As many as 50,000 people came to the Kosel to daven for the boys, Hamodia’s Hebrew edition reported on Monday morning. The gathering was representative of all those whose hearts go out to the families of the boys, all types of Jews from all walks of life, and all ages, were there together, davening for Hashem’s mercy.
It was noted that the huge crowd appeared spontaneously. There was no formal organizing effort, only word-of-mouth and the deep feelings of the solidarity of Klal Yisrael together in a time of anguish brought them there.
The tefillos were led by Israel’s Chief Rabbis, Rabbi David Lau and Rabbi Yitchak Yosef.

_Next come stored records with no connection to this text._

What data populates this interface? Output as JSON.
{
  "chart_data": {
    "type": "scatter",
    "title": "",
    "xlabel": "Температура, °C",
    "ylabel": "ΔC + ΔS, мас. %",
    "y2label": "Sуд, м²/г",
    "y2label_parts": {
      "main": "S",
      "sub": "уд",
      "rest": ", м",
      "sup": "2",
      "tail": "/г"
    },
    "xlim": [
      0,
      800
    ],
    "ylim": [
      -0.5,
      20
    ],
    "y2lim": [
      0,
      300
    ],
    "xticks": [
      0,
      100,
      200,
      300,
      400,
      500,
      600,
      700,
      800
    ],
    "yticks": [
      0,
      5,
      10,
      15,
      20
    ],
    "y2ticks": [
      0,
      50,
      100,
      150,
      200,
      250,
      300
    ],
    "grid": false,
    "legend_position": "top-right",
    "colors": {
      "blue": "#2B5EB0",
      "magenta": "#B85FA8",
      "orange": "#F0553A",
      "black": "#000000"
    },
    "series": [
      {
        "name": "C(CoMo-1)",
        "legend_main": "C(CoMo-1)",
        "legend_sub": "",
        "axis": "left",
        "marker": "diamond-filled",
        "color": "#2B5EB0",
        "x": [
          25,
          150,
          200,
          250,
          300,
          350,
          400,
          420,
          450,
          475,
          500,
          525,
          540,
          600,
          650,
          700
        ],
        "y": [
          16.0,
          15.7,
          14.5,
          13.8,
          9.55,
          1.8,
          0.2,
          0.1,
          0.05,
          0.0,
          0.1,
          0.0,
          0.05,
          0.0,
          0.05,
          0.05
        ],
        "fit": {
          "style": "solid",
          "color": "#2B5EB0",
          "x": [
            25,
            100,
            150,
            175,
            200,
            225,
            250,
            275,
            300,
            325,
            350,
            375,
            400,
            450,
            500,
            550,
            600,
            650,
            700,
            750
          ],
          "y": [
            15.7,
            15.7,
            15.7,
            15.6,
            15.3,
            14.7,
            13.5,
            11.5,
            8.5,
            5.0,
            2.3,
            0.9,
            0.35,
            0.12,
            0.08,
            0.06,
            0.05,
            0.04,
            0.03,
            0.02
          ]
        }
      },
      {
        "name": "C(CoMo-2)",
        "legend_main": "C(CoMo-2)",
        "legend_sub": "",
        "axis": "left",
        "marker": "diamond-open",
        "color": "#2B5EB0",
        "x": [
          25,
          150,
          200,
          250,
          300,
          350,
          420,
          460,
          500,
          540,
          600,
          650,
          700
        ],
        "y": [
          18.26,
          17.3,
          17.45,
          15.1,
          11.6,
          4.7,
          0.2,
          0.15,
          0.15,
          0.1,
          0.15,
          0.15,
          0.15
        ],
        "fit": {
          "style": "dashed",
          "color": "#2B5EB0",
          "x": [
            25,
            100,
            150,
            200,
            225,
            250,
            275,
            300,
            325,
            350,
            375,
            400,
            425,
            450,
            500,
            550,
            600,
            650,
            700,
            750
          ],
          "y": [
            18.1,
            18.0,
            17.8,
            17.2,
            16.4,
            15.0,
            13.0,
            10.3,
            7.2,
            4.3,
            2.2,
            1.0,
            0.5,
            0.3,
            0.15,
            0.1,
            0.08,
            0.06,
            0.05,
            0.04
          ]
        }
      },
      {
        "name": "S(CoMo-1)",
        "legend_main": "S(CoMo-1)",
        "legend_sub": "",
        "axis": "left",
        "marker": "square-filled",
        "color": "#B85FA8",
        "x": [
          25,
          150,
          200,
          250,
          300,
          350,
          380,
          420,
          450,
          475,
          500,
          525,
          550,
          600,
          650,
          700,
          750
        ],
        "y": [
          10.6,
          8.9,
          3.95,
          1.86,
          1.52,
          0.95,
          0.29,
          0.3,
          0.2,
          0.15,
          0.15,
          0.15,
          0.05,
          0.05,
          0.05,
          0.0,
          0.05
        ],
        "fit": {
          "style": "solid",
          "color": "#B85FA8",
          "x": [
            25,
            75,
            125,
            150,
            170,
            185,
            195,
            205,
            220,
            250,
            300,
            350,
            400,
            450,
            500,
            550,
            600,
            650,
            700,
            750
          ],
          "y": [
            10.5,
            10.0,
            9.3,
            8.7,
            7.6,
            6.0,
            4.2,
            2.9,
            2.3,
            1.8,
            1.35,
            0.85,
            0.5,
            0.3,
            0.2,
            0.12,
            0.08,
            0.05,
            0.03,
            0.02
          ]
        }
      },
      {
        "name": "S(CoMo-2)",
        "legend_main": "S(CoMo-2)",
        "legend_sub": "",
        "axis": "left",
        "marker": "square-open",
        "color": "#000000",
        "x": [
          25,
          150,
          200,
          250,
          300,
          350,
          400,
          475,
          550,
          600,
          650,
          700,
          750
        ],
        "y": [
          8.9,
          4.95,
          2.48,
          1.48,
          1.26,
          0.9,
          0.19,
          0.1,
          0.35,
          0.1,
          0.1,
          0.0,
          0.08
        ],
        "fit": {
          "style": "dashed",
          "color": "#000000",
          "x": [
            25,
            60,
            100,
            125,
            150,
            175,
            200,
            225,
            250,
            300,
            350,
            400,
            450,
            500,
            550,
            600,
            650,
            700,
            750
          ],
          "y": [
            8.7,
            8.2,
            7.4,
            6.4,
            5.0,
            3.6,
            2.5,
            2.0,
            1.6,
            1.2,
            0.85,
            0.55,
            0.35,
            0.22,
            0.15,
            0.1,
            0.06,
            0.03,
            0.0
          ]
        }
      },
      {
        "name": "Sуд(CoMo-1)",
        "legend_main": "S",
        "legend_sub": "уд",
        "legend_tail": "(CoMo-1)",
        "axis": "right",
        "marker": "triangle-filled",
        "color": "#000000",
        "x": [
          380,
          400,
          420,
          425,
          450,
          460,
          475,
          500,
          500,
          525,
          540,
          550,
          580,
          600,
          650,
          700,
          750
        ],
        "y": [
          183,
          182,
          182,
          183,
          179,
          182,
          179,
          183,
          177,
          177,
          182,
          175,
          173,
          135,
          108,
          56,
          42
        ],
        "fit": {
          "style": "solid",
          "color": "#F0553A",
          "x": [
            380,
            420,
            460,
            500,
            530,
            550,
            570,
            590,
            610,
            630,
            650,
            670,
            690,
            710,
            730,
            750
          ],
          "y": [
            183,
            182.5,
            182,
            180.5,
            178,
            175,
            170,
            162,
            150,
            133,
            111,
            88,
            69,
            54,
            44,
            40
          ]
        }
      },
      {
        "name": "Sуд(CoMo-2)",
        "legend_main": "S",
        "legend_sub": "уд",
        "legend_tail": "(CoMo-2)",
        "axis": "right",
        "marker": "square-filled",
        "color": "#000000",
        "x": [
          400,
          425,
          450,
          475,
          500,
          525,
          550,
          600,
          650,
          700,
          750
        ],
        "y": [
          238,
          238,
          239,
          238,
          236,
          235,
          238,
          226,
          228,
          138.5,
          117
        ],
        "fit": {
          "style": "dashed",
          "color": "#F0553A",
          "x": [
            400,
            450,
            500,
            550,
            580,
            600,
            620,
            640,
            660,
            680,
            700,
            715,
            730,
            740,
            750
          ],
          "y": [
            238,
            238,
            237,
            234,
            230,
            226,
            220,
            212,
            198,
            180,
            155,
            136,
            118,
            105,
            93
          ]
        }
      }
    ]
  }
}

Earlier in the day, Rabbi Lau had issued a call to the thousands of emissaries of Chabad around the world to join in a unified tefillah at 7:00 p.m. “This is the time for unity,” wrote Rabbi Lau, “to show that all Jews are responsible for one another … We will show our enemies that Am Yisrael chai v’kayam, the People Israel lives.”
Prayer rallies have been held throughout the country, and not only among the religiously observant. In Tel Aviv, for example, hundreds of secular Jews gathered in Rabin Square, where Rabbi Yisrael Meir Lau, Chief Rabbi of Tel Aviv, led them in prayer for the safe return of the boys.
On Erev Shabbos, over 2,200 young people from Tel Aviv participated in an atzeres tefillah for the three teenagers, part of a program including a Leil Shabbos meal organized by Chabad.